Some common Hadoop Interview questions – Part 1
Here we are going to see some of the most common Hadoop interview questions and their answers. The first is what is the responsibility of the name node in HDFS? Basically, the responsibility of the name node is creating metadata for the blocks that we are storing in different data nodes. So, when a client sends some data, the data node is the one that know which nodes have free space to store that data. So, the main intention of the name node is to create metadata for blocks in different nodes. For every short period of time, every node is sending some block report to this name node, from which the name node is creating relevant metadata for each block. And in case the name node doesn’t get these regular updates, it understands that that particular node which isn’t giving the updates is dead. Thus, we can say that the name node is a single point of failover because if name node is down the entire cluster is inaccessible. In short, NameNode is a master daemon for creating metadata for blocks stored on data nodes. Every data node regularly sends block reports to name a node. If this doesn’t happen, the data node will be considered dead. And finally, if name node goes down HDFS becomes inaccessible.
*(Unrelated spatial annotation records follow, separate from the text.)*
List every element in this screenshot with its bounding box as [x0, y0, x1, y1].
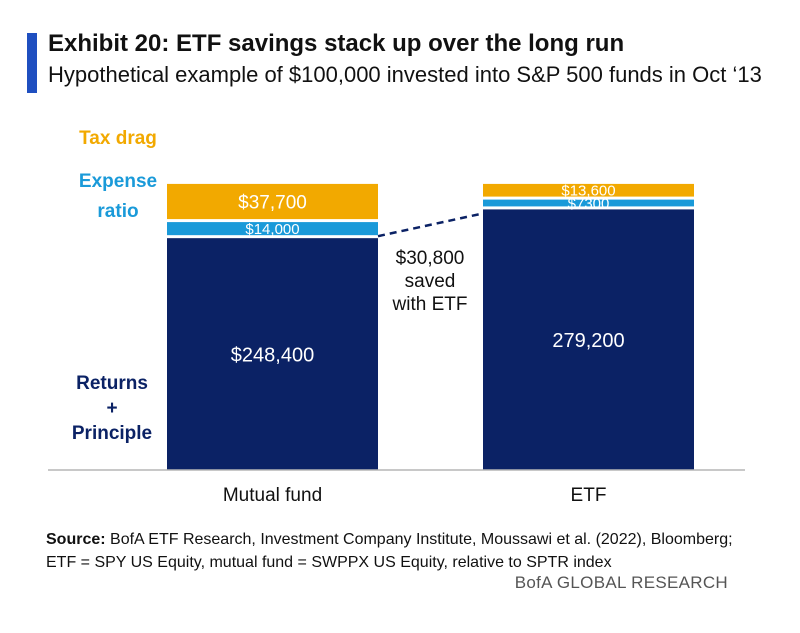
x-tick-label-mutual-fund: Mutual fund [223, 485, 322, 506]
data-label-0-1: $14,000 [245, 221, 299, 238]
stacked-bar-chart: $248,400 $14,000 $37,700 Mutual fund 279,200… [48, 128, 745, 506]
legend-returns-principle-2: Principle [72, 423, 152, 444]
source-label: Source: [46, 531, 106, 548]
x-tick-label-etf: ETF [571, 485, 607, 506]
bar-mutual-fund-expense-ratio [167, 222, 378, 236]
legend-tax-drag-0: Tax drag [79, 128, 157, 149]
data-label-1-1: $7300 [568, 195, 610, 212]
chart-title: Exhibit 20: ETF savings stack up over th… [48, 30, 625, 57]
bar-mutual-fund-tax-drag [167, 183, 378, 220]
data-label-0-0: $248,400 [231, 344, 314, 366]
data-label-1-2: $13,600 [561, 183, 615, 200]
brand-label: BofA GLOBAL RESEARCH [514, 573, 728, 592]
legend-expense-ratio-0: Expense [79, 171, 157, 192]
legend-returns-principle-0: Returns [76, 373, 148, 394]
bar-etf-tax-drag [483, 183, 694, 197]
savings-connector-line [377, 212, 484, 238]
data-label-0-2: $37,700 [238, 192, 307, 213]
bar-etf-returns-principle [483, 209, 694, 470]
source-note: Source: BofA ETF Research, Investment Co… [46, 528, 766, 574]
title-accent-bar [27, 33, 37, 93]
source-line-2: ETF = SPY US Equity, mutual fund = SWPPX… [46, 554, 612, 571]
chart-subtitle: Hypothetical example of $100,000 investe… [48, 62, 762, 87]
savings-annotation-line-2: with ETF [392, 294, 468, 315]
legend-returns-principle-1: + [106, 398, 117, 419]
data-label-1-0: 279,200 [552, 330, 624, 352]
legend-expense-ratio-1: ratio [97, 201, 138, 222]
bar-mutual-fund-returns-principle [167, 238, 378, 470]
source-line-1: BofA ETF Research, Investment Company In… [110, 531, 733, 548]
bar-etf-expense-ratio [483, 199, 694, 207]
savings-annotation-line-0: $30,800 [396, 248, 465, 269]
savings-annotation-line-1: saved [405, 271, 456, 292]
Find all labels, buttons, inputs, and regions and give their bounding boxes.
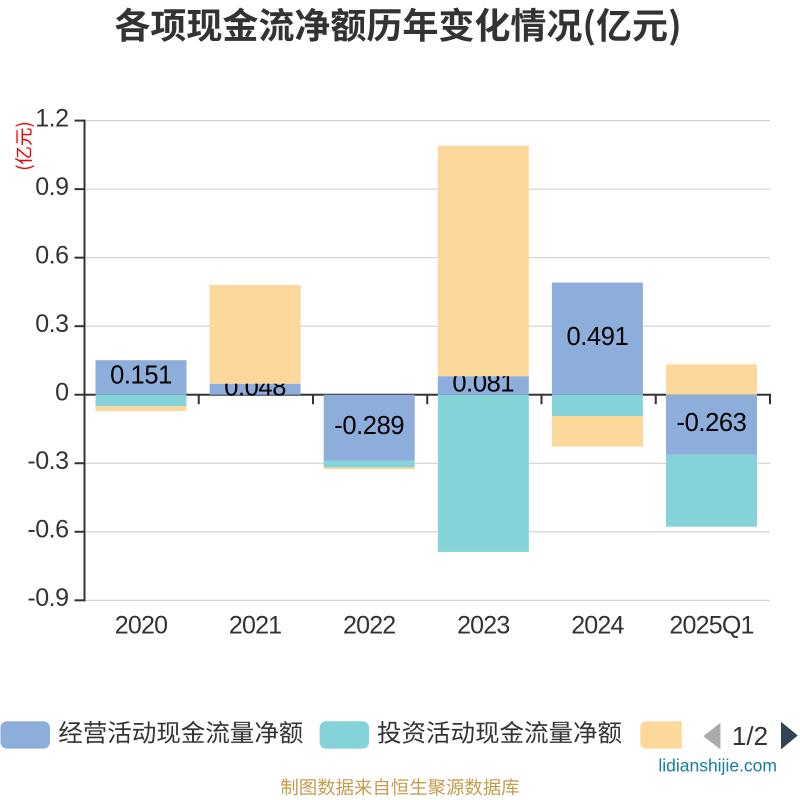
- svg-text:-0.289: -0.289: [334, 412, 404, 440]
- svg-text:2023: 2023: [457, 612, 509, 640]
- svg-text:1.2: 1.2: [35, 104, 68, 132]
- svg-text:0.6: 0.6: [35, 242, 68, 270]
- svg-text:0: 0: [55, 379, 68, 407]
- svg-text:0.151: 0.151: [110, 362, 172, 390]
- svg-text:1/2: 1/2: [732, 721, 768, 751]
- svg-text:2025Q1: 2025Q1: [669, 612, 753, 640]
- svg-text:2020: 2020: [115, 612, 167, 640]
- svg-text:0.9: 0.9: [35, 173, 68, 201]
- svg-text:-0.6: -0.6: [27, 516, 68, 544]
- svg-text:0.491: 0.491: [566, 323, 628, 351]
- svg-text:0.3: 0.3: [35, 310, 68, 338]
- svg-text:2021: 2021: [229, 612, 281, 640]
- svg-text:-0.3: -0.3: [27, 447, 68, 475]
- svg-text:2022: 2022: [343, 612, 395, 640]
- svg-text:-0.263: -0.263: [677, 409, 747, 437]
- svg-text:-0.9: -0.9: [27, 584, 68, 612]
- svg-text:lidianshijie.com: lidianshijie.com: [658, 756, 777, 776]
- svg-text:2024: 2024: [571, 612, 624, 640]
How does the name node handle data node failures? Data node failure can be quite common since we generally use commodity hardware; so, even if a data node is down cared should be taken that there is no loss of data. And to make it happen HDFS has a good amount of fault tolerance. This is taken care of by the name node; once name node recognizes failure of a data node it removes the failed node and assigns its responsibility to another node; in other words, the failed data node is replicated by a new data node in its metadata. Hence, the name node is just copying the data from the failed node to the new node and this is done through some pipelining and not through the name node. Hence, the problem of failure of data nodes is taken care of by replacement of the failed name nodes and replication of data directly from the failed node to the new node.
What is fault tolerance in HDFS? Since HDFS uses commodity hardware the chance of failure of data nodes and task trackers is quite high. And in case of failure of data nodes it can lead to loss of data; to avoid this HDFS comes with fault tolerance. By fault tolerance we mean they will not be any losses even on failure of some of the devices that make up the HDFS system. So how is this possible? This is possible because HDFS has been designed such that three replications are done by default; hence the same information is stored on three nodes so that even if one fails the information on the node isn’t lost and the job can be run on either of the other nodes that have the data. Thus, fault tolerance is a feature in HDFS where data is stored on three nodes by default, so that even if one of the nodes fails the data isn’t lost and the required job can be run on either of the other two nodes.